Typically, if the policy or plan is governed by ERISA, the only legal remedy outside of the policy or plan is to ask a court to review the claim denial decision to see if there was an abuse of discretion, which is extremely difficult to establish. Even if an abuse of discretion is established, the claimant is only entitled to receive the benefit or service that was originally denied, and that is often too late to help. In contrast, if the plan is an insured plan, and NOT subject to ERISA, the insurer’s bad faith can give rise to punitive damages.

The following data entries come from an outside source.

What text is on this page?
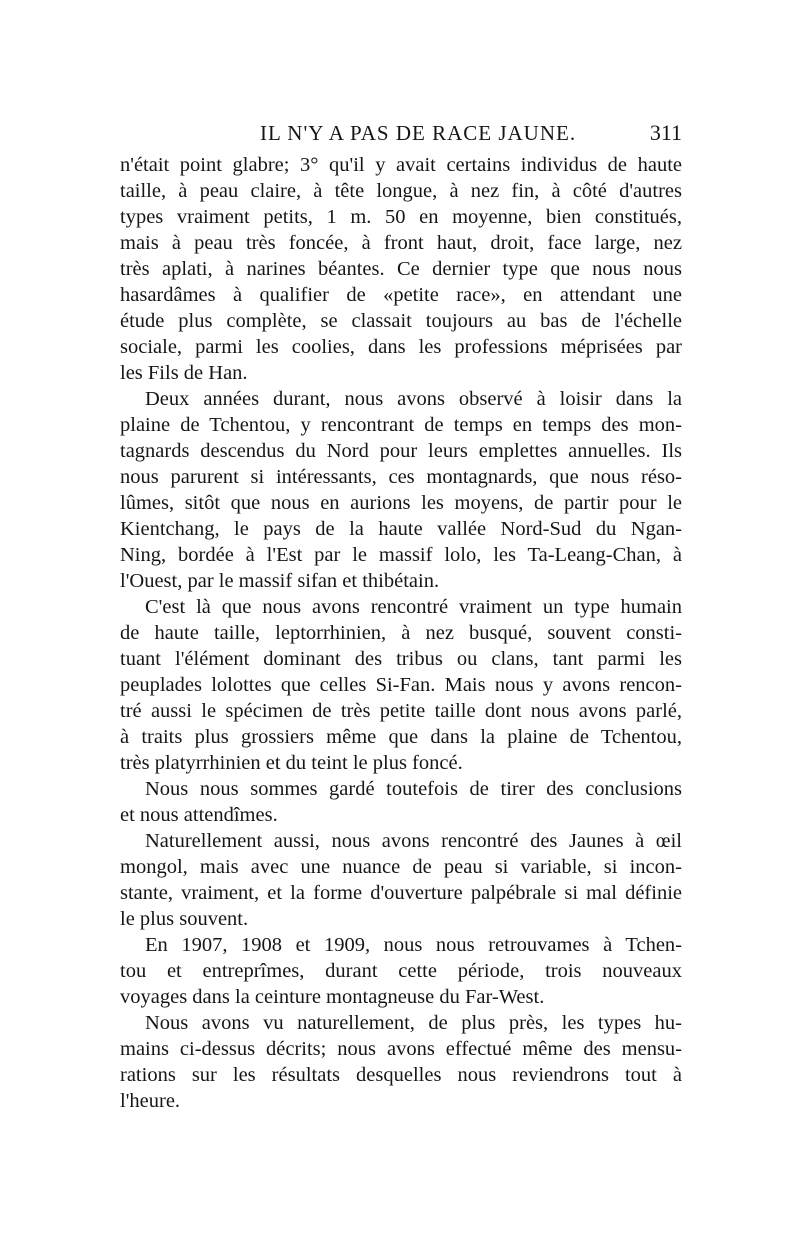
IL N'Y A PAS DE RACE JAUNE.	311
n'était point glabre; 3° qu'il y avait certains individus de haute
taille, à peau claire, à tête longue, à nez fin, à côté d'autres
types vraiment petits, 1 m. 50 en moyenne, bien constitués,
mais à peau très foncée, à front haut, droit, face large, nez
très aplati, à narines béantes. Ce dernier type que nous nous
hasardâmes à qualifier de «petite race», en attendant une
étude plus complète, se classait toujours au bas de l'échelle
sociale, parmi les coolies, dans les professions méprisées par
les Fils de Han.
Deux années durant, nous avons observé à loisir dans la
plaine de Tchentou, y rencontrant de temps en temps des mon-
tagnards descendus du Nord pour leurs emplettes annuelles. Ils
nous parurent si intéressants, ces montagnards, que nous réso-
lûmes, sitôt que nous en aurions les moyens, de partir pour le
Kientchang, le pays de la haute vallée Nord-Sud du Ngan-
Ning, bordée à l'Est par le massif lolo, les Ta-Leang-Chan, à
l'Ouest, par le massif sifan et thibétain.
C'est là que nous avons rencontré vraiment un type humain
de haute taille, leptorrhinien, à nez busqué, souvent consti-
tuant l'élément dominant des tribus ou clans, tant parmi les
peuplades lolottes que celles Si-Fan. Mais nous y avons rencon-
tré aussi le spécimen de très petite taille dont nous avons parlé,
à traits plus grossiers même que dans la plaine de Tchentou,
très platyrrhinien et du teint le plus foncé.
Nous nous sommes gardé toutefois de tirer des conclusions
et nous attendîmes.
Naturellement aussi, nous avons rencontré des Jaunes à œil
mongol, mais avec une nuance de peau si variable, si incon-
stante, vraiment, et la forme d'ouverture palpébrale si mal définie
le plus souvent.
En 1907, 1908 et 1909, nous nous retrouvames à Tchen-
tou et entreprîmes, durant cette période, trois nouveaux
voyages dans la ceinture montagneuse du Far-West.
Nous avons vu naturellement, de plus près, les types hu-
mains ci-dessus décrits; nous avons effectué même des mensu-
rations sur les résultats desquelles nous reviendrons tout à
l'heure.
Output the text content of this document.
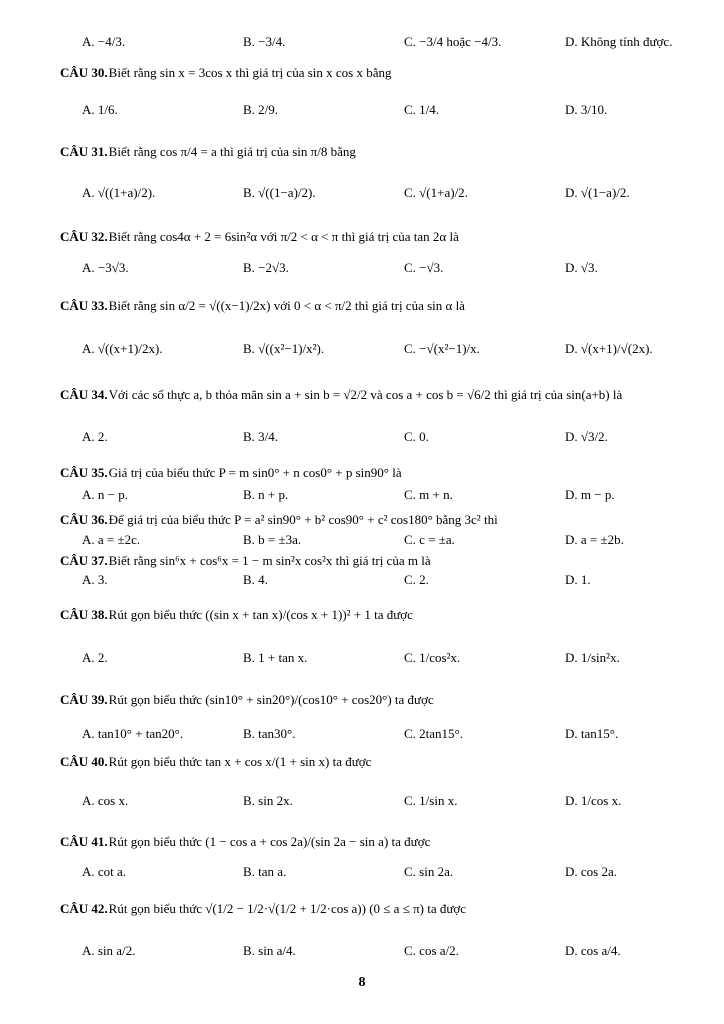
A. −4/3.	B. −3/4.	C. −3/4 hoặc −4/3.	D. Không tính được.
CÂU 30.Biết rằng sin x = 3cos x thì giá trị của sin x cos x bằng
A. 1/6.	B. 2/9.	C. 1/4.	D. 3/10.
CÂU 31.Biết rằng cos π/4 = a thì giá trị của sin π/8 bằng
A. √((1+a)/2).	B. √((1−a)/2).	C. √(1+a)/2.	D. √(1−a)/2.
CÂU 32.Biết rằng cos4α + 2 = 6sin²α với π/2 < α < π thì giá trị của tan 2α là
A. −3√3.	B. −2√3.	C. −√3.	D. √3.
CÂU 33.Biết rằng sin α/2 = √((x−1)/2x) với 0 < α < π/2 thì giá trị của sin α là
A. √((x+1)/2x).	B. √((x²−1)/x²).	C. −√(x²−1)/x.	D. √(x+1)/√(2x).
CÂU 34.Với các số thực a, b thỏa mãn sin a + sin b = √2/2 và cos a + cos b = √6/2 thì giá trị của sin(a+b) là
A. 2.	B. 3/4.	C. 0.	D. √3/2.
CÂU 35.Giá trị của biểu thức P = m sin0° + n cos0° + p sin90° là
A. n − p.	B. n + p.	C. m + n.	D. m − p.
CÂU 36.Để giá trị của biểu thức P = a² sin90° + b² cos90° + c² cos180° bằng 3c² thì
A. a = ±2c.	B. b = ±3a.	C. c = ±a.	D. a = ±2b.
CÂU 37.Biết rằng sin⁶x + cos⁶x = 1 − m sin²x cos²x thì giá trị của m là
A. 3.	B. 4.	C. 2.	D. 1.
CÂU 38.Rút gọn biểu thức ((sin x + tan x)/(cos x + 1))² + 1 ta được
A. 2.	B. 1 + tan x.	C. 1/cos²x.	D. 1/sin²x.
CÂU 39.Rút gọn biểu thức (sin10° + sin20°)/(cos10° + cos20°) ta được
A. tan10° + tan20°.	B. tan30°.	C. 2tan15°.	D. tan15°.
CÂU 40.Rút gọn biểu thức tan x + cos x/(1 + sin x) ta được
A. cos x.	B. sin 2x.	C. 1/sin x.	D. 1/cos x.
CÂU 41.Rút gọn biểu thức (1 − cos a + cos 2a)/(sin 2a − sin a) ta được
A. cot a.	B. tan a.	C. sin 2a.	D. cos 2a.
CÂU 42.Rút gọn biểu thức √(1/2 − 1/2·√(1/2 + 1/2·cos a)) (0 ≤ a ≤ π) ta được
A. sin a/2.	B. sin a/4.	C. cos a/2.	D. cos a/4.
8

Nearly 70% of the health care insurance currently in place in the United States is subject to ERISA. The balance of the health insurance in America is not subject to ERISA. The primary exceptions from ERISA are any health insurance policies or plans issued to individuals, and any group health insurance or plan coverage for employees of any state or local governmental agency or district, and any employee of a church or church affiliated organization. In addition, ERISA may not apply even if the health insurance coverage is obtained through private employment if the following four factors all apply: (1) the employer or employee organization did not contribute in any way to or any portion of premiums, (2) the participation in the employee benefit plan or program was voluntary, (3) the employer or employee organization did not endorse or administer the insurance and, (4) the employer or employee organization did not receive any commission or participation fee in connection with the insurance program or plan.